Sere breve: comimos ayer en casa salvador,un amigo me lo recomendo y estabamos cerca y paramos alli.
Lo calificare por apartados:

.ambiente: un poco pijo para mi gusto pero agradable, nos toco mesa en la terraza delante del estanque, encantador

.servicio: mal. Y no por culpa del propio servicio,sino porque éste era escaso: cadapetcion nuestra (agua,pann.n) tardaba entre diez y quince minutos

.ensalada: sabrosa. Se notaba que todo era de primera

.paella: nos pedimos la valenciana, pollo y conejo para dos.:

Muy sabrosa,el socarraet deliciosamente repartido con el resro del arroz al servirlo, sus garrofons, todo de priMERea. PERO...

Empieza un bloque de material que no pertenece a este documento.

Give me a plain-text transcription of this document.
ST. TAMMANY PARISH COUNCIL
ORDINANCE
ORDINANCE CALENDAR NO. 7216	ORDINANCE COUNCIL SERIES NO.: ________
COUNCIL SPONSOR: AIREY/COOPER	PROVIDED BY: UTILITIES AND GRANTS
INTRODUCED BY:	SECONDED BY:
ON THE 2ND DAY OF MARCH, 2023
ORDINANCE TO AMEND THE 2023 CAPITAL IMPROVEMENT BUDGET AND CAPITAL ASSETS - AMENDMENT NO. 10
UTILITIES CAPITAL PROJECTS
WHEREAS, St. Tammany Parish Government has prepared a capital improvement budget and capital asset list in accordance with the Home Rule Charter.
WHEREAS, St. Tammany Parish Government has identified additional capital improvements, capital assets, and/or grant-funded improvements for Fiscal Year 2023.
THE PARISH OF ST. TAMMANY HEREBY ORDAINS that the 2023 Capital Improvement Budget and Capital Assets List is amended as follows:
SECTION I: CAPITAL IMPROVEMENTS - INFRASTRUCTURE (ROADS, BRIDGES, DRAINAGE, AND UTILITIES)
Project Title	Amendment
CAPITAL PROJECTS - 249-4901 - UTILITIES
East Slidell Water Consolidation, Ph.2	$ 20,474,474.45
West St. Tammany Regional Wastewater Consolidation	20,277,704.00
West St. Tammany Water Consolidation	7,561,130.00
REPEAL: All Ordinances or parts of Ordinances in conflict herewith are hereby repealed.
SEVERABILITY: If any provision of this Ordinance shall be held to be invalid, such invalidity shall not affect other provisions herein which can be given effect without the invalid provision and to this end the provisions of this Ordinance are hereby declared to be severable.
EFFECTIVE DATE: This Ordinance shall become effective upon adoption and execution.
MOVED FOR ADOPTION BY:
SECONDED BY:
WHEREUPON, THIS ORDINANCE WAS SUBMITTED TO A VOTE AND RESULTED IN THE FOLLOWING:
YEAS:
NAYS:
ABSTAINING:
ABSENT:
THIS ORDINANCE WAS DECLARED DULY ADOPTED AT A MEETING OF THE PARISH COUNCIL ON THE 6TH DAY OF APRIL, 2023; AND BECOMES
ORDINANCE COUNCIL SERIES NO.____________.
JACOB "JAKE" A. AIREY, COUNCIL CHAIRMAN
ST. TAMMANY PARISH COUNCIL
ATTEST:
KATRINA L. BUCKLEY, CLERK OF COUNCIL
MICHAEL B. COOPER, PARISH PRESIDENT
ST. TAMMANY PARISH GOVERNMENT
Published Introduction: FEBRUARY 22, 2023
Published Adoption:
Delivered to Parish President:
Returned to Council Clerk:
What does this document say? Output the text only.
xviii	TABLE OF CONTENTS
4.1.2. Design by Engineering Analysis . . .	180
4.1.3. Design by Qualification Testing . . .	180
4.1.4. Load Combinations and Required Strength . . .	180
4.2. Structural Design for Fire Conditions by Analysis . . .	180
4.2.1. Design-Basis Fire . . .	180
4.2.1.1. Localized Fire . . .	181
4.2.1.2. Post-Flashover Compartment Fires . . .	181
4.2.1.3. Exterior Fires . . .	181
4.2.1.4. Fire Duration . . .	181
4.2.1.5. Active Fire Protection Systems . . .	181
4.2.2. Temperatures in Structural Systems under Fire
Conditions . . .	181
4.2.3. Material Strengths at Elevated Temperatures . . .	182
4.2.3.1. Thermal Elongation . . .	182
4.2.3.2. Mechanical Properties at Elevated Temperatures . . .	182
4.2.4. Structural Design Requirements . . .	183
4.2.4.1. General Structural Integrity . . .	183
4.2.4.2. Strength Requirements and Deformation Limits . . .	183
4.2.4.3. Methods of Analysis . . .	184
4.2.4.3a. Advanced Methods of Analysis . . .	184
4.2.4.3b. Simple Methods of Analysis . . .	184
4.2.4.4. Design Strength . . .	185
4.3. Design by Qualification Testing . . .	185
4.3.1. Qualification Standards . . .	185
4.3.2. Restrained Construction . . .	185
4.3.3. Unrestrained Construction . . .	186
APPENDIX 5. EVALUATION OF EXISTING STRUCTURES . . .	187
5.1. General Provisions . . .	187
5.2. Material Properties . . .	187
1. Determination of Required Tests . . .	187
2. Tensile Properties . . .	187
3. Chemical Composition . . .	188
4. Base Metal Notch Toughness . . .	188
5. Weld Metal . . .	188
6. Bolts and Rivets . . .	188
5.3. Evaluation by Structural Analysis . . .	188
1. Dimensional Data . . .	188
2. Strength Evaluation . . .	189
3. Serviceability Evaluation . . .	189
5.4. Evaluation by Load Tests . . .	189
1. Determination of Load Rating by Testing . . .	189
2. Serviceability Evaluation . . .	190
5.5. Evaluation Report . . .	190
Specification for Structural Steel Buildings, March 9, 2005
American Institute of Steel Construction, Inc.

PAELLA muy aceitosa,y poca cantidad. Ignoro porque pero tenua demasiado aceite como minimo para mi guati!!!

Le doy un notable bajo.

Por segunda vez visito el restaurante Casa Salvador en Cullera, la primera vez fue con mi pareja y comimos bien aunque con una RCP cara; esta vez vuelvo con unos amigos para que puedan disfrutar de las vistas en la terraza y comer un buen arroz, pero esta vez ví cosas que no justifican la visita ni el precio pagado, me explico: Llamamos durante la mañana para reservar y primera impresión mala, tengo que forcejear para que nos permitan llegar a las 14:30h, insistían en que debía ser a las 14h, y solo cuando dije que no reservábamos porque no podíamos llegar a esa hora se avienen a cambiarla. Miramos la carta, entrantes caros y arroces subidos de precio, pero si el producto y la elaboración lo vale estoy dispuesto a pagarlo y disfrutar de la comida. Elegimos pulpo a la brasa con verduritas y chipirones con habas, ambos en torno a los 20 euros por plato, y primera decepción, porque el pulpo es recalentado y en el plato predominan las verduras cocinadas sin gracia, los chipirones bien. Escogemos el arroz con cigalas, rape y setas, ahí no podemos fallar, y me encuentro con un arroz normalito, tarifado a 24 € por ración y con unos ingredientes que por el precio cobrado y la fama del local son injustificables: las cigalas congeladas y los trozos de rape escasísimos y con poco sabor, como resultado un arroz que puedes comer en cualquier sitio pero cobrado a precio de oro; ¿qué lleva a un local a ahorrar de esa forma en los ingredientes cuando los cobra así? no me lo explico, y con el postre lo mismo, flan de queso sin gracia a 6 €. El camarero atendiendo sin ninguna "atención", sin cariño hacia lo que ofrece, y hay que protestar para que te traigan una copa medio decente en la que tomar el licor. En fin, tengo mucho respeto por su dueño, Salvador Gascón, sin duda una de las personas que más ha hecho por la cocina basada en los arroces, experimentado y rescatando arroces antiguos, pero ahora mismo, en su restaurante no ofrece esa calidad, quizás es que ya no está él tan pendiente de las cocinas.